Nevertheless, the law supports reimportation as long as Tommy Thompson, secretary of Health and Human Services, certifies that it is safe. (Biologics are not included.) Thompson recently named McClellan chairman of a task force mandated by Congress to determine if there is a safe way of reimporting those supposedly less-expensive prescription drugs. (See BioWorld Today, Feb. 27, 2004.)
"This is no longer just bus trips to Canada," Grassley said. "Now you can log on to the Internet and get prescription drugs."
FDA officials have long argued that they cannot police the reimportation of drugs due to a lack of resources and limited authority. For that reason, McClellan told the senators, former HHS Secretary Donna Shalala and Thompson he refused to support the practice.
But Grassley believes he can address those problems through his pending bipartisan legislation that would give the FDA some of the funding and authority it needs.
But when pressed by Hatch as to exactly how much money the agency would expect, McClellan would not answer, saying the task force will look into such issues.
Beyond that, Hatch asked to what extent the criminal element has entered the prescription drug reimportation business, seeking answers about whether U.S. patients should be wary of buying counterfeit drugs off the Internet or from foreign pharmacies. That is another issue that would be reviewed by the task force, McClellan said, adding that authorities have uncovered certain sophisticated criminal elements involved in the trade.

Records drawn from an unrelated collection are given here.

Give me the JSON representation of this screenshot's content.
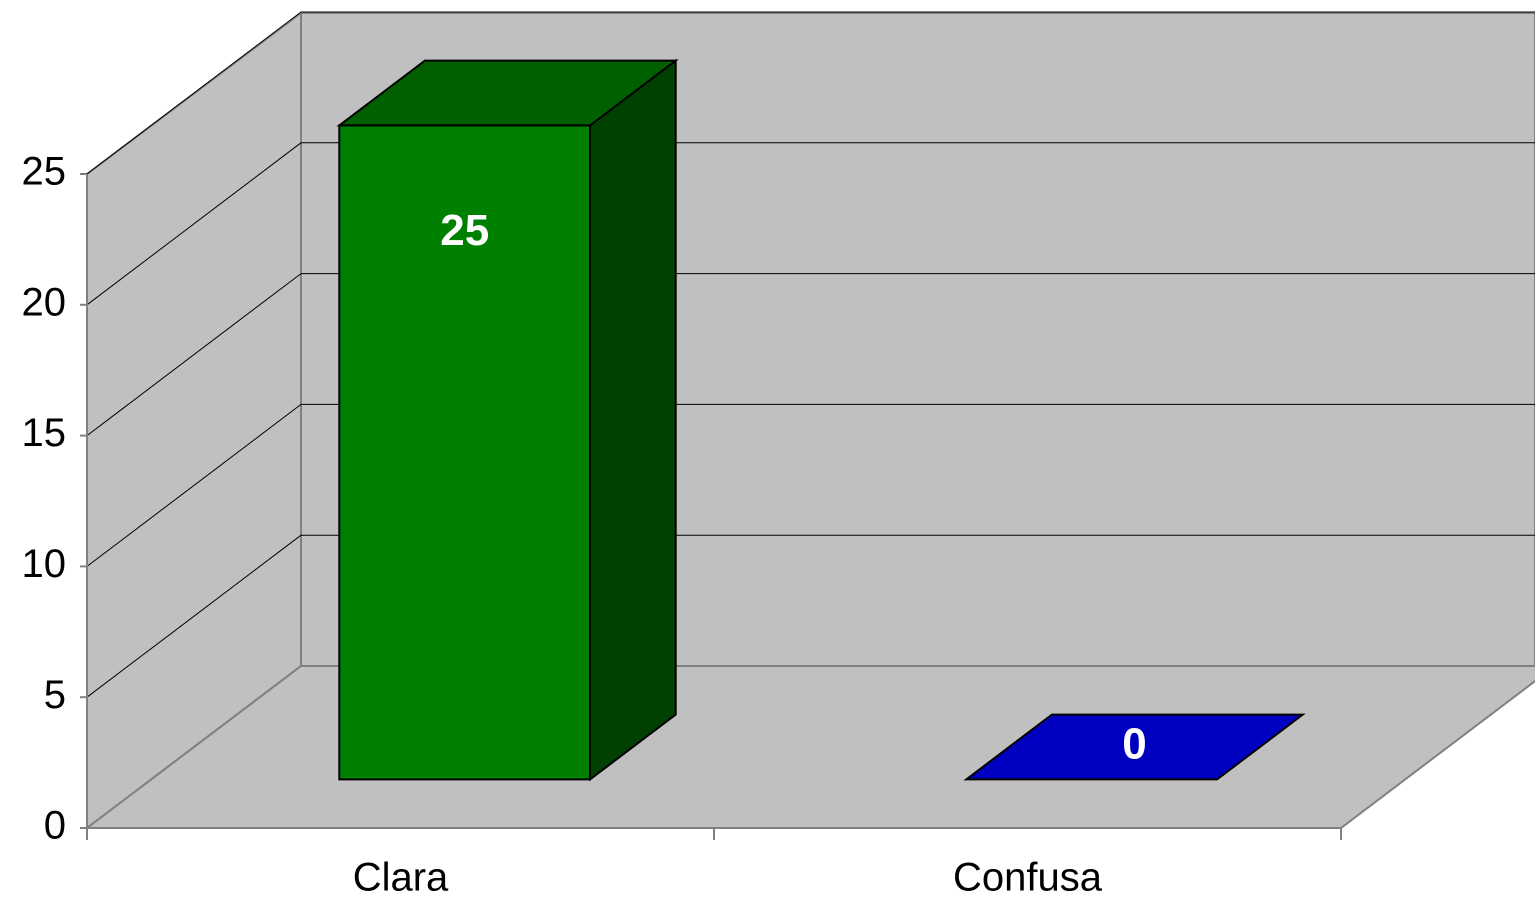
{
  "chart_data": {
    "type": "bar3d",
    "categories": [
      "Clara",
      "Confusa"
    ],
    "values": [
      25,
      0
    ],
    "colors": [
      "#008000",
      "#0000c0"
    ],
    "ylim": [
      0,
      25
    ],
    "yticks": [
      0,
      5,
      10,
      15,
      20,
      25
    ],
    "grid": true
  }
}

As FDA commissioner, McClellan made quite an impression during his year-plus stay, winning kudos for implementing innovative, industry-friendly policies designed to improve efficiency and speed the drug-review process.

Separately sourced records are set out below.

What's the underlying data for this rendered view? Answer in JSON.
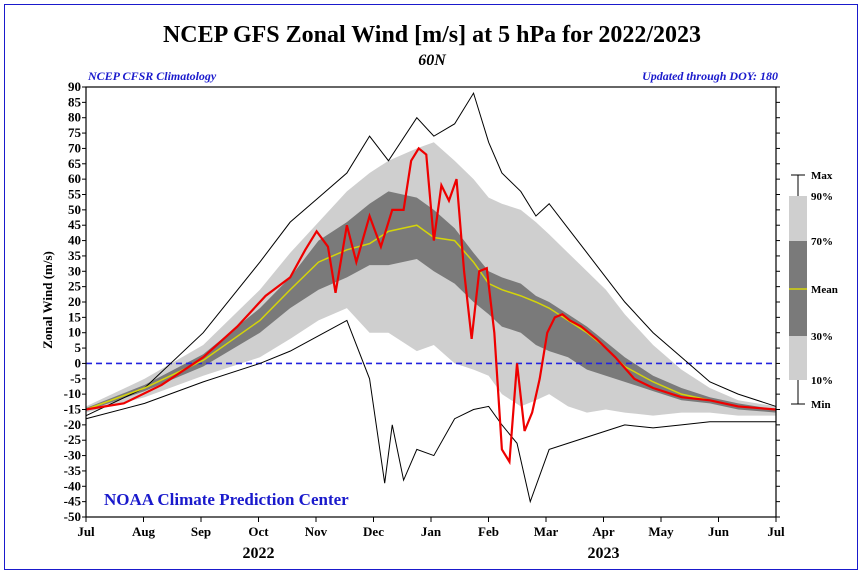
{
  "header": {
    "title": "NCEP GFS Zonal Wind [m/s] at 5 hPa for 2022/2023",
    "subtitle": "60N",
    "left_note": "NCEP CFSR Climatology",
    "right_note": "Updated through DOY: 180"
  },
  "credit": "NOAA Climate Prediction Center",
  "colors": {
    "band_outer": "#cfcfcf",
    "band_inner": "#7a7a7a",
    "mean": "#d4d40a",
    "current": "#ee0000",
    "extreme": "#000000",
    "zero_line": "#2222dd",
    "frame": "#1a1acc"
  },
  "chart_data": {
    "type": "line",
    "ylabel": "Zonal Wind (m/s)",
    "ylim": [
      -50,
      90
    ],
    "yticks": [
      -50,
      -45,
      -40,
      -35,
      -30,
      -25,
      -20,
      -15,
      -10,
      -5,
      0,
      5,
      10,
      15,
      20,
      25,
      30,
      35,
      40,
      45,
      50,
      55,
      60,
      65,
      70,
      75,
      80,
      85,
      90
    ],
    "months": [
      "Jul",
      "Aug",
      "Sep",
      "Oct",
      "Nov",
      "Dec",
      "Jan",
      "Feb",
      "Mar",
      "Apr",
      "May",
      "Jun",
      "Jul"
    ],
    "years": [
      "2022",
      "2023"
    ],
    "x_unit": "day index from Jul 1",
    "xlim": [
      0,
      365
    ],
    "zero_line": 0,
    "legend": [
      "Max",
      "90%",
      "70%",
      "Mean",
      "30%",
      "10%",
      "Min"
    ],
    "series": [
      {
        "name": "Max",
        "x": [
          0,
          31,
          62,
          92,
          108,
          123,
          138,
          150,
          160,
          175,
          184,
          195,
          205,
          213,
          220,
          230,
          238,
          245,
          255,
          265,
          275,
          285,
          300,
          315,
          330,
          345,
          365
        ],
        "y": [
          -17,
          -8,
          10,
          33,
          46,
          54,
          62,
          74,
          66,
          80,
          74,
          78,
          88,
          72,
          62,
          56,
          48,
          52,
          44,
          36,
          28,
          20,
          10,
          2,
          -6,
          -10,
          -14
        ]
      },
      {
        "name": "90%",
        "x": [
          0,
          31,
          62,
          92,
          108,
          123,
          138,
          150,
          160,
          175,
          184,
          195,
          205,
          213,
          220,
          230,
          238,
          245,
          255,
          265,
          275,
          285,
          300,
          315,
          330,
          345,
          365
        ],
        "y": [
          -14,
          -5,
          6,
          24,
          36,
          46,
          56,
          62,
          66,
          70,
          72,
          66,
          60,
          54,
          52,
          50,
          46,
          42,
          36,
          30,
          24,
          16,
          6,
          -2,
          -8,
          -12,
          -14
        ]
      },
      {
        "name": "70%",
        "x": [
          0,
          31,
          62,
          92,
          108,
          123,
          138,
          150,
          160,
          175,
          184,
          195,
          205,
          213,
          220,
          230,
          238,
          245,
          255,
          265,
          275,
          285,
          300,
          315,
          330,
          345,
          365
        ],
        "y": [
          -14.5,
          -7,
          3,
          18,
          28,
          40,
          46,
          52,
          56,
          54,
          50,
          44,
          36,
          30,
          28,
          26,
          22,
          20,
          16,
          12,
          7,
          2,
          -4,
          -8,
          -11,
          -13,
          -15
        ]
      },
      {
        "name": "Mean",
        "x": [
          0,
          31,
          62,
          92,
          108,
          123,
          138,
          150,
          160,
          175,
          184,
          195,
          205,
          213,
          220,
          230,
          238,
          245,
          255,
          265,
          275,
          285,
          300,
          315,
          330,
          345,
          365
        ],
        "y": [
          -15,
          -8,
          1,
          14,
          24,
          33,
          37,
          39,
          43,
          45,
          41,
          40,
          33,
          26,
          24,
          22,
          20,
          18,
          14,
          10,
          5,
          -1,
          -6,
          -10,
          -12,
          -14,
          -15
        ]
      },
      {
        "name": "30%",
        "x": [
          0,
          31,
          62,
          92,
          108,
          123,
          138,
          150,
          160,
          175,
          184,
          195,
          205,
          213,
          220,
          230,
          238,
          245,
          255,
          265,
          275,
          285,
          300,
          315,
          330,
          345,
          365
        ],
        "y": [
          -15.5,
          -9,
          -1,
          10,
          18,
          24,
          28,
          32,
          32,
          34,
          30,
          26,
          20,
          16,
          12,
          10,
          6,
          4,
          2,
          -2,
          -4,
          -6,
          -9,
          -12,
          -13,
          -15,
          -16
        ]
      },
      {
        "name": "10%",
        "x": [
          0,
          31,
          62,
          92,
          108,
          123,
          138,
          150,
          160,
          175,
          184,
          195,
          205,
          213,
          220,
          230,
          238,
          245,
          255,
          265,
          275,
          285,
          300,
          315,
          330,
          345,
          365
        ],
        "y": [
          -16,
          -11,
          -4,
          2,
          8,
          14,
          18,
          10,
          10,
          4,
          6,
          0,
          -2,
          -4,
          -10,
          -14,
          -12,
          -10,
          -14,
          -16,
          -15,
          -16,
          -17,
          -16,
          -16,
          -17,
          -17
        ]
      },
      {
        "name": "Min",
        "x": [
          0,
          31,
          62,
          92,
          108,
          123,
          138,
          150,
          158,
          162,
          168,
          175,
          184,
          195,
          205,
          213,
          220,
          228,
          235,
          245,
          255,
          265,
          275,
          285,
          300,
          315,
          330,
          345,
          365
        ],
        "y": [
          -18,
          -13,
          -6,
          0,
          4,
          9,
          14,
          -5,
          -39,
          -20,
          -38,
          -28,
          -30,
          -18,
          -15,
          -14,
          -20,
          -26,
          -45,
          -28,
          -26,
          -24,
          -22,
          -20,
          -21,
          -20,
          -19,
          -19,
          -19
        ]
      },
      {
        "name": "2022/2023",
        "x": [
          0,
          20,
          40,
          62,
          80,
          95,
          108,
          116,
          122,
          128,
          132,
          138,
          143,
          150,
          156,
          162,
          168,
          172,
          176,
          180,
          184,
          188,
          192,
          196,
          200,
          204,
          208,
          212,
          216,
          220,
          224,
          228,
          232,
          236,
          240,
          244,
          248,
          252,
          256,
          262,
          270,
          280,
          290,
          300,
          315,
          330,
          345,
          365
        ],
        "y": [
          -15,
          -13,
          -7,
          2,
          12,
          22,
          28,
          37,
          43,
          38,
          23,
          45,
          33,
          48,
          38,
          50,
          50,
          66,
          70,
          68,
          40,
          58,
          53,
          60,
          30,
          8,
          30,
          31,
          10,
          -28,
          -32,
          0,
          -22,
          -16,
          -5,
          10,
          15,
          16,
          14,
          12,
          8,
          2,
          -5,
          -8,
          -11,
          -12,
          -14,
          -15
        ]
      }
    ]
  }
}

On hearing that McClellan was considering the position at CMS, Richard Pops, CEO of Cambridge, Mass.-based Alkermes Inc. and chairman of the Washington-based Biotechnology Industry Organization, told BioWorld Today the commissioner's move would be a loss for the biotech industry. He described McClellan as a "superstar." (See BioWorld Today, Feb. 23, 2004.)
Prior to the hearing, the American College of Physicians sent a letter to the Senate urging prompt confirmation of McClellan. "We believe that it would be highly unfortunate if Dr. McClellan's confirmation as administrator of CMS is delayed because of differing opinions on the issue of reimportation of prescription drugs from Canada," Munsey Wheby, president of the Washington-based organization, said.
Meanwhile, across town at the FDA, Lester Crawford, the deputy commissioner and veterinarian who temporarily headed the agency before McClellan took the job in late 2002, is expected to resume his role as interim commissioner.
So it's back to the drawing board at the FDA.
During the first two years of Bush's term, the FDA went without a permanent leader while lawmakers and the administration looked for the right person.
Indeed, William Testerman, former senior health policy adviser for Frist, the Senate majority leader, said it is possible that the FDA might go without a leader for some time. Before McClellan was named to the post, Testerman said Frist's office sent several names to the White House and all were rejected. Not to mention, Testerman said, the pending election may slow the process.
Testerman, principal at Ernst & Young in Washington, was among the speakers at the recently held National Medicare Prescription Drug Congress here.